The combination of mechanical methods and pharmacological agents has been studied for their effect on DVT prophylaxis post SCI.
Various combinations of physical and pharmacological treatments to prevent DVTs post SCI have been studied. Three studies examined LDUH paired with mechanical methods. Merli et al. (1992) studied 36 SCI patients who received either prophylaxis (LDUH 5000 IU) combined with external pneumatic compression and gradient elastic stockings or no treatment for two weeks. The incidence of thrombosis was significantly lower in the treated group (p=0.04). Spinal Cord Injury Thromboprophylaxis Investigators conducted an RCT (2003a) and follow-up prospective controlled trial (2003b) both of which examined the effect of 5000 IU LDUH plus intermittent pneumatic compression versus enoxaparin alone. In the first study (2003a), the authors found no significant difference between the two groups in DVT incidence. However, in the second study the dosage of enoxaparin was increased and they found that high-dose enoxaparin resulted in fewer DVTs than the combined LDUH-IPC treatment (Spinal Cord Injury Thromboprophylaxis Investigators 2003b).

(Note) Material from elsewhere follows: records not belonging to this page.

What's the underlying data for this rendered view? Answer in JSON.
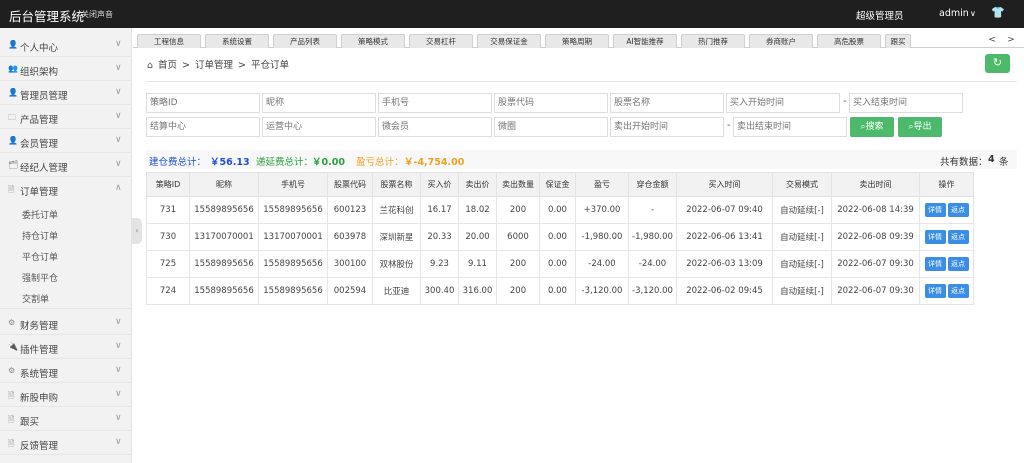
{
  "topbar": {
    "title": "后台管理系统",
    "sound": "关闭声音",
    "role": "超级管理员",
    "user": "admin",
    "caret": "∨",
    "shirt_icon": "👕"
  },
  "sidebar": {
    "items": [
      {
        "label": "个人中心",
        "icon": "👤"
      },
      {
        "label": "组织架构",
        "icon": "👥"
      },
      {
        "label": "管理员管理",
        "icon": "👤"
      },
      {
        "label": "产品管理",
        "icon": "🗀"
      },
      {
        "label": "会员管理",
        "icon": "👤"
      },
      {
        "label": "经纪人管理",
        "icon": "🗂"
      },
      {
        "label": "订单管理",
        "icon": "🗎"
      },
      {
        "label": "财务管理",
        "icon": "⚙"
      },
      {
        "label": "插件管理",
        "icon": "🔌"
      },
      {
        "label": "系统管理",
        "icon": "⚙"
      },
      {
        "label": "新股申购",
        "icon": "🗎"
      },
      {
        "label": "跟买",
        "icon": "🗎"
      },
      {
        "label": "反馈管理",
        "icon": "🗎"
      }
    ],
    "subitems": [
      "委托订单",
      "持仓订单",
      "平仓订单",
      "强制平仓",
      "交割单"
    ]
  },
  "tabs": [
    "工程信息",
    "系统设置",
    "产品列表",
    "策略模式",
    "交易杠杆",
    "交易保证金",
    "策略周期",
    "AI智能推荐",
    "热门推荐",
    "券商账户",
    "高危股票",
    "跟买"
  ],
  "breadcrumb": {
    "home": "首页",
    "sep": ">",
    "parent": "订单管理",
    "current": "平仓订单"
  },
  "filters": {
    "row1": [
      "策略ID",
      "昵称",
      "手机号",
      "股票代码",
      "股票名称",
      "买入开始时间",
      "买入结束时间"
    ],
    "row2": [
      "结算中心",
      "运营中心",
      "微会员",
      "微圈",
      "卖出开始时间",
      "卖出结束时间"
    ],
    "dash": "-",
    "search": "搜索",
    "export": "导出"
  },
  "summary": {
    "open_label": "建仓费总计：",
    "open_value": "￥56.13",
    "defer_label": "递延费总计：",
    "defer_value": "￥0.00",
    "pnl_label": "盈亏总计：",
    "pnl_value": "￥-4,754.00",
    "count_label": "共有数据：",
    "count_value": "4",
    "count_unit": "条"
  },
  "table": {
    "columns": [
      "策略ID",
      "昵称",
      "手机号",
      "股票代码",
      "股票名称",
      "买入价",
      "卖出价",
      "卖出数量",
      "保证金",
      "盈亏",
      "穿仓金额",
      "买入时间",
      "交易模式",
      "卖出时间",
      "操作"
    ],
    "detail_label": "详情",
    "rebate_label": "返点",
    "rows": [
      {
        "id": "731",
        "nickname": "15589895656",
        "phone": "15589895656",
        "code": "600123",
        "name": "兰花科创",
        "buy": "16.17",
        "sell": "18.02",
        "qty": "200",
        "margin": "0.00",
        "pnl": "+370.00",
        "pnl_color": "red",
        "breach": "-",
        "breach_color": "",
        "buy_time": "2022-06-07 09:40",
        "mode": "自动延续[-]",
        "sell_time": "2022-06-08 14:39"
      },
      {
        "id": "730",
        "nickname": "13170070001",
        "phone": "13170070001",
        "code": "603978",
        "name": "深圳新星",
        "buy": "20.33",
        "sell": "20.00",
        "qty": "6000",
        "margin": "0.00",
        "pnl": "-1,980.00",
        "pnl_color": "green",
        "breach": "-1,980.00",
        "breach_color": "green",
        "buy_time": "2022-06-06 13:41",
        "mode": "自动延续[-]",
        "sell_time": "2022-06-08 09:39"
      },
      {
        "id": "725",
        "nickname": "15589895656",
        "phone": "15589895656",
        "code": "300100",
        "name": "双林股份",
        "buy": "9.23",
        "sell": "9.11",
        "qty": "200",
        "margin": "0.00",
        "pnl": "-24.00",
        "pnl_color": "green",
        "breach": "-24.00",
        "breach_color": "green",
        "buy_time": "2022-06-03 13:09",
        "mode": "自动延续[-]",
        "sell_time": "2022-06-07 09:30"
      },
      {
        "id": "724",
        "nickname": "15589895656",
        "phone": "15589895656",
        "code": "002594",
        "name": "比亚迪",
        "buy": "300.40",
        "sell": "316.00",
        "qty": "200",
        "margin": "0.00",
        "pnl": "-3,120.00",
        "pnl_color": "green",
        "breach": "-3,120.00",
        "breach_color": "green",
        "buy_time": "2022-06-02 09:45",
        "mode": "自动延续[-]",
        "sell_time": "2022-06-07 09:30"
      }
    ]
  },
  "colors": {
    "topbar": "#1f1f1f",
    "accent_green": "#4cb96b",
    "blue": "#3a8ee6",
    "profit_red": "#e02020",
    "loss_green": "#2aa040",
    "fee_orange": "#f0a020",
    "fee_blue": "#1d4fd8"
  }
}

Three types of LMWH (enoxaparin, dalteparin, and Nadroparine) combined with physical methods have also been studied. In a prospective cohort study, Giorgi et al. (2013) found that among 94 individuals receiving either dalteparin or enoxaparin in combination with physical methods, a high rate of DVTs (22%) still occurred. However, the rate of DVTs declined significantly after three months post rehabilitation stay. Aito et al. (2000) studied 275 SCI patients, 99 of who were treated within 72 hours of injury while 176 were treated 8-28 days post SCI. The treatment involved permanently dressed gradient elastic stockings, subcutaneous LMWH (Nadroparine), and external sequential pneumatic compression (ESPC) of the lower limbs. There was early mobilization of the lower limbs. The complete prophylactic treatment lasted at least 30 days post SCI; LMWH and ESPC were continued for two more months depending on the patient’s progress. A 2% DVT incidence in the early treatment group compared to a 26% incidence in the later treatment group demonstrated that early treatment was clearly important. In a retrospective study by Deep et al. (2001), the authors reported that just 2.9% of patients developed a DVT/PE between admission and discharge from rehabilitation after being treated with anti-thromboembolic stockings and 40 mg of enoxaparin.
Finally, Green et al. (1982) randomized 27 SCI patients to either external pneumatic calf compression alone, or in combination with 300 mg acetylsalicylic acid twice daily plus 75 mg dipyridamole twice daily. Thrombi developed in 6/15 patients treated solely with external calf compression (EPCC) and in 3/12 receiving ASA/Dipyridamole as well as EPCC (p<0.100).
Early application of pharmacological agents, along with mechanical treatments, has been shown to reduce the risk of DVT complications. Maxwell et al. (2002) demonstrated that in comparison to individuals receiving only sequential compression devices, those using compression combined with LMWH developed fewer DVTs and PEs. Given the results by the Spinal Cord Injury Thromboprophylaxis Investigators (2003b) showing better outcomes with high-dose Enoxaparin (alone), future studies comparing LMWH to LMWH plus mechanical methods are warranted. In a recent RCT, Halim et al. (2014) compared individuals using only compression stockings to another group receiving prophylactic LMWH with the physical compression. Patients were screened at a two week intervals for DVT using Doppler ultrasound. The incidence of DVT was significantly lower in the group receiving both prophylactic LMWH and physical compression compared to the compression-only group.
There is level 3 evidence (from one case control study and one case series study; Merli et al. 1992; Maxwell et al. 2002) that a comprehensive prophylactic treatment of external pneumatic compression, gradient pressure stockings and low dose unfractionated heparin reduces venous thrombosis post SCI.
There is level 4 evidence (from one pre-post study; Aito et al. 2000) that a comprehensive prophylactic regimen of pharmacological and physical measures is more effective in preventing venous thrombosis post SCI when instituted earlier rather than later.
There is level 1b evidence (from one RCT; Halim et al. 2014) that a comprehensive prophylactic treatment of gradient pressure stockings and low molecular weight heparin is more effective than pressure stockings alone in reducing venous thrombosis post SCI.
A combined regiment of pneumatic compression, pressure stockings and low-dose heparin or low molecular weight heparin given prophylactically may reduce the incidence of venous thrombosis and this effect is better in early post SCI.